Posted by: Paul Mansour on April 17, 2003 12:44 PM

Paul, you Austrian you! Thanks for bringing up the Callahan, which I enjoyed too. You're reminding me as well of another intro-to book that opened my sorry eyes a bit, Clarence Carson's "Basic Economics." Have you tried that one? He's Austrian, or Austrian-ish, too, or so I remember. Have you tried Sowell's "Basic Economics"? Which I was a bit disappointed by, though I'm a big fan of many of Sowell's books.

Posted by: Michael Blowhard on April 17, 2003 03:23 PM

I highly recommend two books by Milton Friedman's son, David Friedman, to anyone who is interested in the topic.
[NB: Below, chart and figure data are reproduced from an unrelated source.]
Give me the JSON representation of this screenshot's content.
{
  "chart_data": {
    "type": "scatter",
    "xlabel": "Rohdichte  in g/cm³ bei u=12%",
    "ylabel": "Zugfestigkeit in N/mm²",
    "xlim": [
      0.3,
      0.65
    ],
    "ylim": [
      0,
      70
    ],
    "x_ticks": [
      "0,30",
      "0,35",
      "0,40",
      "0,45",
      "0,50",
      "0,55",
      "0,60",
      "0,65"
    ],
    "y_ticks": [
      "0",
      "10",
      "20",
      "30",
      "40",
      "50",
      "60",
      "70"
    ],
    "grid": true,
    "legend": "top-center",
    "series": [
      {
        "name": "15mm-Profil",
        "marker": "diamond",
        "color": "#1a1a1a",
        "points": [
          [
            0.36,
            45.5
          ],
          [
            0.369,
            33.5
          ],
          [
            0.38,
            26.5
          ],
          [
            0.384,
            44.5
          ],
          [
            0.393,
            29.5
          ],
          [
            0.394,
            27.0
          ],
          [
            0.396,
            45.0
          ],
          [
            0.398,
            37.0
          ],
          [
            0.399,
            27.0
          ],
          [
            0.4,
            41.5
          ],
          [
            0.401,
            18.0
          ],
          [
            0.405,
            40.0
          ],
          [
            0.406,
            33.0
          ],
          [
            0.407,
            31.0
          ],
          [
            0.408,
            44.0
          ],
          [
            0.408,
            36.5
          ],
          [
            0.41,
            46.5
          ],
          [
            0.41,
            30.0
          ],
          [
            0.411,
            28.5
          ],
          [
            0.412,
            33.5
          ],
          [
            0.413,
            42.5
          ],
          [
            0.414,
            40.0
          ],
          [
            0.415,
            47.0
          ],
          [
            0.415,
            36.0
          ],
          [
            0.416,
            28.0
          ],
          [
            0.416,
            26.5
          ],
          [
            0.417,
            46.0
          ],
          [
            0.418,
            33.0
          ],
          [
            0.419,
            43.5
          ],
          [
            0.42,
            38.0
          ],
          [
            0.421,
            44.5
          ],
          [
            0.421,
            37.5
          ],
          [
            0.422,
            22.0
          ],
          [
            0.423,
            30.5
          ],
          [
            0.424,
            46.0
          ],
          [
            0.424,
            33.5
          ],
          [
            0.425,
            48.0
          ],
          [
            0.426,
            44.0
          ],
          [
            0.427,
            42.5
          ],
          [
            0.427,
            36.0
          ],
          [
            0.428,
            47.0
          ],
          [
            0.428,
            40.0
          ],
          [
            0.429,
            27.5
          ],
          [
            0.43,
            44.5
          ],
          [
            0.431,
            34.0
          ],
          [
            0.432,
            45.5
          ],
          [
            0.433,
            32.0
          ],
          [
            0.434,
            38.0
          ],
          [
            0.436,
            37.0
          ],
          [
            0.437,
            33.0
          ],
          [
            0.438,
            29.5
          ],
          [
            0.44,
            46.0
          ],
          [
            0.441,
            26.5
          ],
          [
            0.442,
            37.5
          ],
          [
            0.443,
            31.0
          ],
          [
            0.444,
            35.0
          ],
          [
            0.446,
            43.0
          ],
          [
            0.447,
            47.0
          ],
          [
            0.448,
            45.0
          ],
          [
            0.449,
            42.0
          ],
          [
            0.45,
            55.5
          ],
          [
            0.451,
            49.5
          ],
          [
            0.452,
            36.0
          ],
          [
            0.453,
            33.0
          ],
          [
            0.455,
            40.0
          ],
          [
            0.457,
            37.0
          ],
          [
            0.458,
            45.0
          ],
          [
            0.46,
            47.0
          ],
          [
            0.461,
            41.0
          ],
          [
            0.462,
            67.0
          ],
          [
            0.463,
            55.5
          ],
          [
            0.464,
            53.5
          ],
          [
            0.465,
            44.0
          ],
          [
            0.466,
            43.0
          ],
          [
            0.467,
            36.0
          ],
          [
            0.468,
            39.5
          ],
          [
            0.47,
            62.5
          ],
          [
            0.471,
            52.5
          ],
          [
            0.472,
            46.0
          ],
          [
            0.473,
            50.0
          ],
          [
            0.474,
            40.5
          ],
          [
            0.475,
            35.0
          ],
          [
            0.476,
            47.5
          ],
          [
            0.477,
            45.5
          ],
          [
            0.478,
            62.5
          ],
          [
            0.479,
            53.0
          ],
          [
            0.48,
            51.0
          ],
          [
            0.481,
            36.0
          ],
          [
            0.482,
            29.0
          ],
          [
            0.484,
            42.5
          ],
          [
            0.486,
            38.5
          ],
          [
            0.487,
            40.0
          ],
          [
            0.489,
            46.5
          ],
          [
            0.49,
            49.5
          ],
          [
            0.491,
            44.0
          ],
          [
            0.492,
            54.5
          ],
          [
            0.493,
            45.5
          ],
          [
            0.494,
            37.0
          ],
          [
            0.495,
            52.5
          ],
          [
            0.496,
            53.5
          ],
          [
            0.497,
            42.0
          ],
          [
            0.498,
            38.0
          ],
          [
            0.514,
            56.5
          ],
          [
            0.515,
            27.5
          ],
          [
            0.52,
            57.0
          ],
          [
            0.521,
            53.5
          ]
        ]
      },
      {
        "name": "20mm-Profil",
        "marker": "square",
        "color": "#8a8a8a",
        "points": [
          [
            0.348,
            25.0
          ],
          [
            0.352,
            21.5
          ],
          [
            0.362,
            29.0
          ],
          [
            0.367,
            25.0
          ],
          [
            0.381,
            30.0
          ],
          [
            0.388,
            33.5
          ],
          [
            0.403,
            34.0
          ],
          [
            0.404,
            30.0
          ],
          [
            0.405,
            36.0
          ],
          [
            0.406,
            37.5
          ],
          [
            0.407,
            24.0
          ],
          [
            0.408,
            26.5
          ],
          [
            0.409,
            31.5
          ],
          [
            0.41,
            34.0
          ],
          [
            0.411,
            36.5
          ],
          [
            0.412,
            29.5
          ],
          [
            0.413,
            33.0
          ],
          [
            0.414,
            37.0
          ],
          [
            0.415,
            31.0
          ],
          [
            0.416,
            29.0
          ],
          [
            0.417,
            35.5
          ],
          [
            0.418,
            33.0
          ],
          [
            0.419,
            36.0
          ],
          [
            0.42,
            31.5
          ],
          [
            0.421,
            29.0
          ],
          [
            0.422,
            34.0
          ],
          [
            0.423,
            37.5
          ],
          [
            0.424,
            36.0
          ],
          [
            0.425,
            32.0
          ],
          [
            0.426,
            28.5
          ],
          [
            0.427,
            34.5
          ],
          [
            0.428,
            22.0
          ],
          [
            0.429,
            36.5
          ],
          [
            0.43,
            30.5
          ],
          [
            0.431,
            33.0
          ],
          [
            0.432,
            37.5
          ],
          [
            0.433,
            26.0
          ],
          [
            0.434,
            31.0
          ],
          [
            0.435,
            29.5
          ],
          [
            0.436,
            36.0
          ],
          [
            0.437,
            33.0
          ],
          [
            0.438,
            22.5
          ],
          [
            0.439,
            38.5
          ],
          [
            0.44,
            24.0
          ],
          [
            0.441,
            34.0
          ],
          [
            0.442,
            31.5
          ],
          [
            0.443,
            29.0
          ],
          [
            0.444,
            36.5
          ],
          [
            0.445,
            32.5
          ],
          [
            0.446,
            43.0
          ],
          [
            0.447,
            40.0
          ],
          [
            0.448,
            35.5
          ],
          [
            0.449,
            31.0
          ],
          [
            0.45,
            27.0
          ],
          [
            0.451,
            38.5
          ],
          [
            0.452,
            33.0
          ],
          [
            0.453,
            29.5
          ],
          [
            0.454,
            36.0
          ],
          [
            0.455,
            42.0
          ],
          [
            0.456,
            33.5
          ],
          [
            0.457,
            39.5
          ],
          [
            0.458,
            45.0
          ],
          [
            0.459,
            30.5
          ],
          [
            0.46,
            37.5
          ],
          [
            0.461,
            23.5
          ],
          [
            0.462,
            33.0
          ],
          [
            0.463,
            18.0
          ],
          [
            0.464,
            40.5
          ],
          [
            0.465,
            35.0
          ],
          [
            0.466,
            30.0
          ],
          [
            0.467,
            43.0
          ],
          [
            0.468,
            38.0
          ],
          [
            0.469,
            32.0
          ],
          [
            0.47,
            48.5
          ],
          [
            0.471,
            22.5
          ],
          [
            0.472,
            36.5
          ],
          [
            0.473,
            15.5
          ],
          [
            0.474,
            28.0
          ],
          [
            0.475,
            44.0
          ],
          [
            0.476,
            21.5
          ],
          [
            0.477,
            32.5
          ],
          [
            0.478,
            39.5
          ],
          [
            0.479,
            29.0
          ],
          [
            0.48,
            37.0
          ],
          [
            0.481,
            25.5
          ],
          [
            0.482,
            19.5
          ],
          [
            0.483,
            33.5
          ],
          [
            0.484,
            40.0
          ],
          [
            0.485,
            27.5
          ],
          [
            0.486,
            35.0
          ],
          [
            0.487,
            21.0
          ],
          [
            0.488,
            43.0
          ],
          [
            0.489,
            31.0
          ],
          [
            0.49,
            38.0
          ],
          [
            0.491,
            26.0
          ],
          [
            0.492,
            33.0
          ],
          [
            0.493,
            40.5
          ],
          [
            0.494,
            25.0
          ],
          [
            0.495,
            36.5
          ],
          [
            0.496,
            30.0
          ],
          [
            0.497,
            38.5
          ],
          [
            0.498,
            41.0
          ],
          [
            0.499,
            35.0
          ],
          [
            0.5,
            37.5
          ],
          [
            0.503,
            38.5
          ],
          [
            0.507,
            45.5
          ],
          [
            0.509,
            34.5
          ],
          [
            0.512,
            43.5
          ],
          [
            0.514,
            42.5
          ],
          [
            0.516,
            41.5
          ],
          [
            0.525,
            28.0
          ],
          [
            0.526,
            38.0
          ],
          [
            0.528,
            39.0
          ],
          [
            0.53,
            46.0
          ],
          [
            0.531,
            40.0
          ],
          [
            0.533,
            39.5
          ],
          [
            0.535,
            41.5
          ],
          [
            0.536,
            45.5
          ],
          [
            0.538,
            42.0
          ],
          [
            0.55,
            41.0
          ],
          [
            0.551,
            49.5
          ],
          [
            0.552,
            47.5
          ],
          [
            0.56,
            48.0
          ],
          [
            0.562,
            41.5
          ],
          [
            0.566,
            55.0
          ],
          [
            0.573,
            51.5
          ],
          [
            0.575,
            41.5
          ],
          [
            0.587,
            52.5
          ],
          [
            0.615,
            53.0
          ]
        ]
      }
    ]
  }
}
The first one is called "Hidden Order: The Economics of Everyday Life," and it is a great introduction to microeconomics, i.e. the study of actual human behavior. This is not a historical introduction, but one driven by case-study examples from the real world. Economic analyses of crime and marriage are explored. This book has simple graphs in the first chapter, but no math whatsoever. The second is called "Law's Order: What Economics Has to Do with Law and Why It Matters," which is essentially a simplified description of Judge Richard Posner's classic analysis of the realtionship between common law and economics. Here you will learn why you cannot take out life insurance policies on other people or why we don't have horribly painful public executions anymore. HO is partially available, and LO is fully available, on his website.

Posted by: dvmaster on April 17, 2003 04:20 PM

Thanks DVmaster, great suggestions, which remind me of yet another one I found helpful: Gary Becker's "The Economics of Life.

Posted by: Michael Blowhard on April 17, 2003 05:35 PM


Re: "How did you manage to migrate from econ over in a more lib-arts kind of direction?"

Fact is, I didn't. I was a math/econ major, went on from there to study something called "operations research", and am currently employed as a software engineer.

But I like to read. :-)

Posted by: Will Duquette on April 18, 2003 10:58 AM


In answer to your tortilla challenge, bread is subject to price controls here in Milan.

Well -- okay -- just one particular _kind_ of bread, which every bakery is legally obliged to stock. And -- yeah, okay -- they only stock enough of it to satisfy government inspectors, since no one wants the stuff, which is cheap and crappy.

So, taken all in all, this is not exactly a ringing endorsement of price controls as the hottest thing in economics. But don't tell the Italians.

Posted by: alexis on April 20, 2003 06:33 AM

As a visitor who just found you via your comment on, I'll add my two cents.

A light-hearted, easy-reading novel is "The Invisible Heart" by Russell Roberts. And somewhere along the way, it teaches the basics of free markets.